The African Meeting House to Open Again in December 2011
The African Meeting House was the political, religious and social center of the free African American community in Boston prior to the Civil War and today is the oldest standing black church building in the U.S. A partnership with Boston African American National Historic Site (BOAF) provides for the preservation and the interpretation of the National Historic Landmark, owned by the Museum of African American History (MAAH).
Last August, the final phase of its five-year restoration began thanks to a National Park Service $4 million American Recovery and Reinvestment Act grant to build an elevator stair tower for access; replace electrical, heating, cooling and fire suppression systems; repair interior finishes and recreate lighting fixtures and pews to more accurately reflect the historic period.

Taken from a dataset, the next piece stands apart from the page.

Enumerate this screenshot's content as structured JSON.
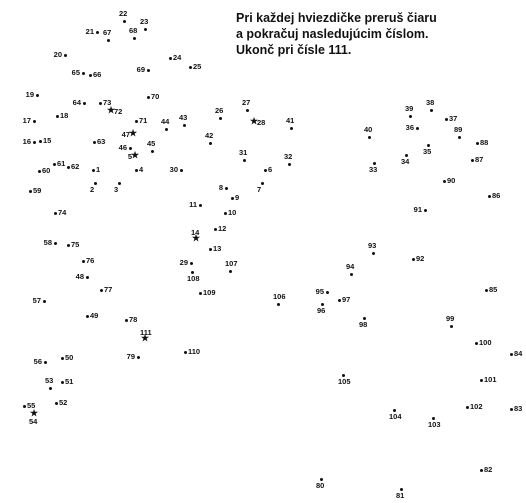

"These improvements will allow the National Park Service and Museum of African American History to engage visitors within the very walls where the giants of the abolitionist movement made history," said Cassius Cash, superintendent of BOAF.
"The African Meeting House is where the luminaries of the abolitionist movement gathered to end slavery in the nation," said Beverly Morgan-Welch, executive director of MAAH. "We're delighted to have the opportunity to return this hallowed space to its former glory."
Construction is set to be completed this summer. Currently, MAAH and BOAF are working together to prepare for the African Meeting House to re-open in December 2011.
Since 1806, the African Meeting House has stood as a tangible symbol of the ideals of freedom and democracy embodied by the men and women, blacks and whites who gathered there to learn, to pray and to speak out against injustices.